Consider how these three different dimensions figure in the cases outlined above.


 

 

3. Value conflicts

Conflicts can exist between different kinds of value that might be attributed to the environment. For example, the drainage of marshland from the economic perspective of agricultural productivity and the possibility of increasing sustainable agricultural yields over time might count as improvement; but from the perspective of biodiversity or the cultural significance of ancient marshes it may be damaging. Conversely, a farmer might see the decision to flood as damaging and will worry about the growing influence of conservation policy on the future of his livelihood.

Exercise:

 

Rodan's Thinker

Consider the cases with which we started. What are the conflicts involved?

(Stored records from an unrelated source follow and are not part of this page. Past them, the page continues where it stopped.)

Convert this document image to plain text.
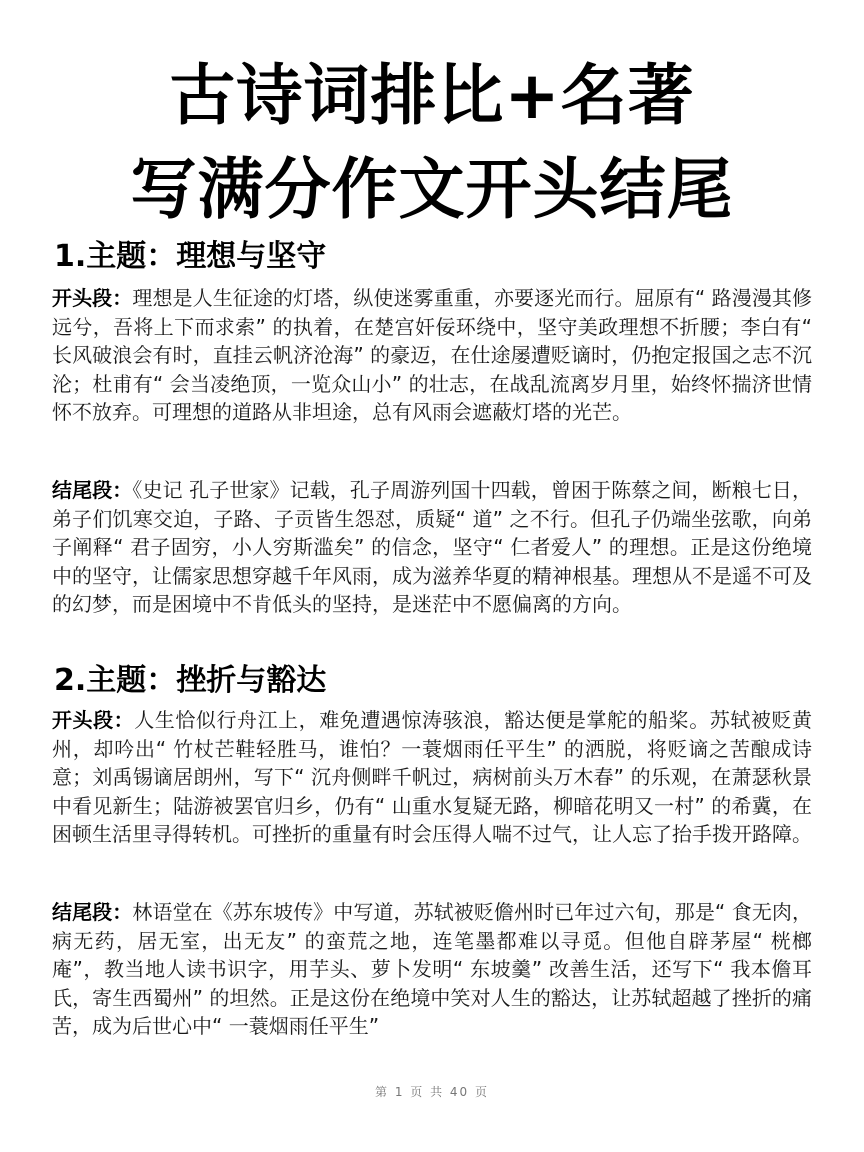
古诗词排比+名著
写满分作文开头结尾
1.主题：理想与坚守
开头段：理想是人生征途的灯塔，纵使迷雾重重，亦要逐光而行。屈原有“ 路漫漫其修远兮，吾将上下而求索” 的执着，在楚宫奸佞环绕中，坚守美政理想不折腰；李白有“ 长风破浪会有时，直挂云帆济沧海” 的豪迈，在仕途屡遭贬谪时，仍抱定报国之志不沉沦；杜甫有“ 会当凌绝顶，一览众山小” 的壮志，在战乱流离岁月里，始终怀揣济世情怀不放弃。可理想的道路从非坦途，总有风雨会遮蔽灯塔的光芒。
结尾段：《史记 孔子世家》记载，孔子周游列国十四载，曾困于陈蔡之间，断粮七日，弟子们饥寒交迫，子路、子贡皆生怨怼，质疑“ 道” 之不行。但孔子仍端坐弦歌，向弟子阐释“ 君子固穷，小人穷斯滥矣” 的信念，坚守“ 仁者爱人” 的理想。正是这份绝境中的坚守，让儒家思想穿越千年风雨，成为滋养华夏的精神根基。理想从不是遥不可及的幻梦，而是困境中不肯低头的坚持，是迷茫中不愿偏离的方向。
2.主题：挫折与豁达
开头段：人生恰似行舟江上，难免遭遇惊涛骇浪，豁达便是掌舵的船桨。苏轼被贬黄州，却吟出“ 竹杖芒鞋轻胜马，谁怕？一蓑烟雨任平生” 的洒脱，将贬谪之苦酿成诗意；刘禹锡谪居朗州，写下“ 沉舟侧畔千帆过，病树前头万木春” 的乐观，在萧瑟秋景中看见新生；陆游被罢官归乡，仍有“ 山重水复疑无路，柳暗花明又一村” 的希冀，在困顿生活里寻得转机。可挫折的重量有时会压得人喘不过气，让人忘了抬手拨开路障。
结尾段：林语堂在《苏东坡传》中写道，苏轼被贬儋州时已年过六旬，那是“ 食无肉，病无药，居无室，出无友” 的蛮荒之地，连笔墨都难以寻觅。但他自辟茅屋“ 桄榔庵”，教当地人读书识字，用芋头、萝卜发明“ 东坡羹” 改善生活，还写下“ 我本儋耳氏，寄生西蜀州” 的坦然。正是这份在绝境中笑对人生的豁达，让苏轼超越了挫折的痛苦，成为后世心中“ 一蓑烟雨任平生”
第 1 页 共 40 页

How do you think they might be properly resolved?

 

 

4. The distribution of goods and harms.

Environmental choices have a clear distributional dimension. They take place in the context of inequalities in property and power; they have consequences for the subsequent distribution of damages and goods across different groups, often falling hardest on the poorest. Public decisions and actions distribute environmental goods and harms among different persons and beings. They raise problems of the equity or justice of the actions.

Exercise:

Rodan's ThinkerConsider the cases above. How are different goods and harms distributed among the affected parties?

Who is damaged and who gains the benefits?

How should we decide if a given distribution is justified or not?

 

 

5. Addressing conflicts


Environments are sites of conflict between different values and different social groups. They are also sites of conflict within social groups and even within individuals, where they appear as dilemmas. These conflicts occur at a number of different levels - at the local level in the management of environmentally significant sites, at the level of decisions about specific economic and environmental projects, at the level of policy and at the level of regulation. They are conflicts that concern both citizen and policy maker.

Exercise:

 

Rodan's Thinker

Consider the conflicting interests and values in the cases with which we started. How should such conflicts to be resolved?


 

6. Utilitarianism


One response to the problem of value conflict is to find a common measure of values through which the gains and losses in different values can be traded off one with another. The most well-known version of this position is utilitarianism which still dominates a great deal of public policy making.

The utilitarian tradition approaches the issue of apparent conflicts between different values and interests by attempting to find some measure through which different ends can be traded off with each other so as to maximise the total welfare of affected agents.. Hence we need a measure of welfare such that gains and losses in welfare can be appraised and the choice that produces the greatest total welfare be discerned. Thus utilitarianism, understood as an account of decision making, recommends the policy that maximises the welfare of affected agents.


Classical Utilitarianism: The right action is that which has the consequences which maximises the well-being or happiness of affected agents i.e. the best action is that which produces the greatest improvement in well-being of affected agents.

Exercise:


Rodan'sThinkerWhat implications do you think the utilitarian approach would have for the cases you have examined above?

What problems did you have in applying the case?

Do you think the utilitarian approach to that case looks plausible?